Na semana passada, o DNIT homologou a licitação para a contratação do novo projeto de duplicação da BR-280 no lote 1, entre Araquari e São Francisco do Sul. O edital atendeu recomendação do Ministério Público Federal e será analisada a construção de ponte. A sugestão partiu de estudo técnico da Univali, concluído em 2024, elaborado a partir de diretrizes do GPB.
O estudo sugeriu a abertura parcial do canal, com retirada de 100 metros do aterro e instalação de pontes rodoviária e ferroviária sobre o local. Também há previsão de remoção de 530 mil metros cúbicos de sedimentos acumulados com o fechamento. O projeto contratado agora pelo DNIT vai avaliar somente a ponte rodoviária, o que permite a duplicação da BR-280 no local. As demais situações vão depender de licenciamento ambiental específico e de responsabilidades pelas obras.
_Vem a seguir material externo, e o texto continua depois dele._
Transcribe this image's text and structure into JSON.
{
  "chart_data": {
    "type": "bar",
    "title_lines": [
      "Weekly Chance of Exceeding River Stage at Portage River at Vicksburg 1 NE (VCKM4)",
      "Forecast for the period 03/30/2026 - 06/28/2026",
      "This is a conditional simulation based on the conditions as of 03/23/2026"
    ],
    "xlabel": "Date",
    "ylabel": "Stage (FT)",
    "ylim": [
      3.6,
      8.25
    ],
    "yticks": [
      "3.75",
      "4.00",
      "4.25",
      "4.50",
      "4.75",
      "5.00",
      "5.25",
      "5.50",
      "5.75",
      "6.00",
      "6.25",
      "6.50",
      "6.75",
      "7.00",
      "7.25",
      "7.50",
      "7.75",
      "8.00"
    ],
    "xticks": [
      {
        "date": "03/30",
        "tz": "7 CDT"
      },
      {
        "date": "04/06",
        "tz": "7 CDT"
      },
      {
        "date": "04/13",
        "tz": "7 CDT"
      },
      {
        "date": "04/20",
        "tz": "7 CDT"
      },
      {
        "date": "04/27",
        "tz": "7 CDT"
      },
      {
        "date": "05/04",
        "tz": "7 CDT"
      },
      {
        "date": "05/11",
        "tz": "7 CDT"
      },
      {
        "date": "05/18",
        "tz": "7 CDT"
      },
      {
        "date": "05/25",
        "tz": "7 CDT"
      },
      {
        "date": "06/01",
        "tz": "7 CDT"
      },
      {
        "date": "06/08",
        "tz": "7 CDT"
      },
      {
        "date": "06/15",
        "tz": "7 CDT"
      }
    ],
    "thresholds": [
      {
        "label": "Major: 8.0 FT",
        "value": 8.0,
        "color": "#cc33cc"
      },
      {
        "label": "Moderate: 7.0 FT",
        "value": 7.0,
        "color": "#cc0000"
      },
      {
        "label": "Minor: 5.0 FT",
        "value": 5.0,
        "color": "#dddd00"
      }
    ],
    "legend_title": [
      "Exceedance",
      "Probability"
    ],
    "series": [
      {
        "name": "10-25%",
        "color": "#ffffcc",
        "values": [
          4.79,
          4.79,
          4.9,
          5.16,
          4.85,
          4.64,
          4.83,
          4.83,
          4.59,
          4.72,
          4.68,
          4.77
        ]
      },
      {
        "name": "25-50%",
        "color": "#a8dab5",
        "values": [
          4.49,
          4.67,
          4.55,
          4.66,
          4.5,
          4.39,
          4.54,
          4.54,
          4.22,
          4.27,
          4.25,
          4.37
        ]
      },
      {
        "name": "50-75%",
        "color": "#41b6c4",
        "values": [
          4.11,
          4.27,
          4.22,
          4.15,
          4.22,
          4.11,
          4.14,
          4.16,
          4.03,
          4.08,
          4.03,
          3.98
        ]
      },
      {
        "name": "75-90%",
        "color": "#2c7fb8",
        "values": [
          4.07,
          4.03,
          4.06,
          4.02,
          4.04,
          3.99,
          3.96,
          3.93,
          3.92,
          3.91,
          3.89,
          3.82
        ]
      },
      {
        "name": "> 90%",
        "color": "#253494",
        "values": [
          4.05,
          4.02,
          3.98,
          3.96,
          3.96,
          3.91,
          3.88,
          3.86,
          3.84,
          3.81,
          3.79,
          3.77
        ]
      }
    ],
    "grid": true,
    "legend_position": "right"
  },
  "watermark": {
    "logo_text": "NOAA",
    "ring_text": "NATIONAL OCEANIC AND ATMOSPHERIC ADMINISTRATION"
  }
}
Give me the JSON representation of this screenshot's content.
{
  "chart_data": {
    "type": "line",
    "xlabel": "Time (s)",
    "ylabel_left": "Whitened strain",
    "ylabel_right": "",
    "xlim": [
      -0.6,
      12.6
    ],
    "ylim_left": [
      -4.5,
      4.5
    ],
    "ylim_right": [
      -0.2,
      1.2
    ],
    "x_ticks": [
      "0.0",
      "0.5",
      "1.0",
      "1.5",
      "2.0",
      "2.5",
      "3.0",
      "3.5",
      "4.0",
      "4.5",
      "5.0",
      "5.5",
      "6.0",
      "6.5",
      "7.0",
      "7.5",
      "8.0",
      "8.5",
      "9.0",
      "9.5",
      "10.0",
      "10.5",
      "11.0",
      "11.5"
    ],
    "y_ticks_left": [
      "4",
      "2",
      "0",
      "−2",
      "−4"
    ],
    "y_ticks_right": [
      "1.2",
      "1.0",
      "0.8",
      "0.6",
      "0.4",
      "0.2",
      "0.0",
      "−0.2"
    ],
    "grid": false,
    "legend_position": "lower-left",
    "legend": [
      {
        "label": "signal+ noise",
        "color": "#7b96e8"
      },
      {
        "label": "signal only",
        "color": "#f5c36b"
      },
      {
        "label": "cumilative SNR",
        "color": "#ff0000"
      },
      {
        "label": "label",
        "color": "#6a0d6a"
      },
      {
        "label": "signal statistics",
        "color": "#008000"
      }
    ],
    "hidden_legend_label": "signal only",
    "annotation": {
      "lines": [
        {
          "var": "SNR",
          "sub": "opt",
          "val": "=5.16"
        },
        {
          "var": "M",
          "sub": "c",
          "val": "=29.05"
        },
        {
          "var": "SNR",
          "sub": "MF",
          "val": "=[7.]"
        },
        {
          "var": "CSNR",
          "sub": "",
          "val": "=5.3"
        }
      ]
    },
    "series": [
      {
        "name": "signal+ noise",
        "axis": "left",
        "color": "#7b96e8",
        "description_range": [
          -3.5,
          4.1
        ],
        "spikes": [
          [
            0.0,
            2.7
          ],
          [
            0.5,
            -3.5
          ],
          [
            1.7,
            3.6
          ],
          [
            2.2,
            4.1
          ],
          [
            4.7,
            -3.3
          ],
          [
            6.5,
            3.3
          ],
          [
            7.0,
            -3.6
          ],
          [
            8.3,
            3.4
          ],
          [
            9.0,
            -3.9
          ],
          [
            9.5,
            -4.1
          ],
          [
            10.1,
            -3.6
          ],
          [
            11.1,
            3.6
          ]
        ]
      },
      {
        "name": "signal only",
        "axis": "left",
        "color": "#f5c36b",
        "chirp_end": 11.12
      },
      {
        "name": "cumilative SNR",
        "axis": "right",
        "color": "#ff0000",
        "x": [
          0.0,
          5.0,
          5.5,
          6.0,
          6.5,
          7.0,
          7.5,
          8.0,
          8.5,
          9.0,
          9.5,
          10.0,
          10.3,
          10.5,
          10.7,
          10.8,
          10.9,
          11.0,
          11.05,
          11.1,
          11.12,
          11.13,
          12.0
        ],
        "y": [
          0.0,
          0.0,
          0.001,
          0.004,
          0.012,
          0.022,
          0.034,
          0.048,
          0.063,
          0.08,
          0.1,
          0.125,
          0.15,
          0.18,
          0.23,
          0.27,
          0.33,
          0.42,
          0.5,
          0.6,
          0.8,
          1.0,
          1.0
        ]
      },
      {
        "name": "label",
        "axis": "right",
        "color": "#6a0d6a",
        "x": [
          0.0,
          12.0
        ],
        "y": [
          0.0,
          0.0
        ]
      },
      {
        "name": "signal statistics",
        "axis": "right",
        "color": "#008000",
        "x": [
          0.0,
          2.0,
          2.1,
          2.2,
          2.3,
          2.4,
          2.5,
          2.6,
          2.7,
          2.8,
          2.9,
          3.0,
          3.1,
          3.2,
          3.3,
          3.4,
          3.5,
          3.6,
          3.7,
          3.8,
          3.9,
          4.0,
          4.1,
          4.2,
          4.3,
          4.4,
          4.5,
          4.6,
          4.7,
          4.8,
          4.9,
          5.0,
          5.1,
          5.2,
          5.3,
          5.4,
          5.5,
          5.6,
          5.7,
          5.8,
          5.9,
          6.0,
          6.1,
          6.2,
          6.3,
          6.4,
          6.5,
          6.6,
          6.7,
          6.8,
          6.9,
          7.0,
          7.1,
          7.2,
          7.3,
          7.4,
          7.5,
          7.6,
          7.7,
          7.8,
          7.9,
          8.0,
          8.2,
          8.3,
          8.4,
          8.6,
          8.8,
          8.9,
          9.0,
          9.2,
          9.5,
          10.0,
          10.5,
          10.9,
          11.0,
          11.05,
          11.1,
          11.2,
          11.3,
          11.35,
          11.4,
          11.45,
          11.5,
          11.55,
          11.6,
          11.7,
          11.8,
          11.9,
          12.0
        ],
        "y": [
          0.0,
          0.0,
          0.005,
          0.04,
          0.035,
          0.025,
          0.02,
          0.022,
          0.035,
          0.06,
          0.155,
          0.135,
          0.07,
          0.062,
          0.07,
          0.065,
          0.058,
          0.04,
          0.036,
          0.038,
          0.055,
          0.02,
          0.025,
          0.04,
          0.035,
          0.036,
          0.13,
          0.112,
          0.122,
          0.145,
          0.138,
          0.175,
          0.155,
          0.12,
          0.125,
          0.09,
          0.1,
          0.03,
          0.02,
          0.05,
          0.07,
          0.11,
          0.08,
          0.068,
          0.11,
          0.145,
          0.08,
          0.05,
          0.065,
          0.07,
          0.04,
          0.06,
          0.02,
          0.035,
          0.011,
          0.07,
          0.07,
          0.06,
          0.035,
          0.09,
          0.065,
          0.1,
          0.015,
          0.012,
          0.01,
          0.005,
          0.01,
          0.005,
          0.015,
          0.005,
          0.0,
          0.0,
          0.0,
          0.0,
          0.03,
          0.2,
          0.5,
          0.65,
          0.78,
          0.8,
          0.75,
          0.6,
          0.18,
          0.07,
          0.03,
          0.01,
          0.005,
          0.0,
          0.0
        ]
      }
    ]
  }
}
Conforme o professor Tureck, é preciso ir “antecipando” a preparação sobre o Linguado, com definição do termo de referência. Para ele, há um “mosaico” de responsabilidades a serem definidas, com DNIT, Ministério dos Transportes, concessionária da ferrovia, entre outros. O projeto contrato pelo DNIT vai levar 19 meses para ficar pronto. Depois ainda será a vez de contratar as obras.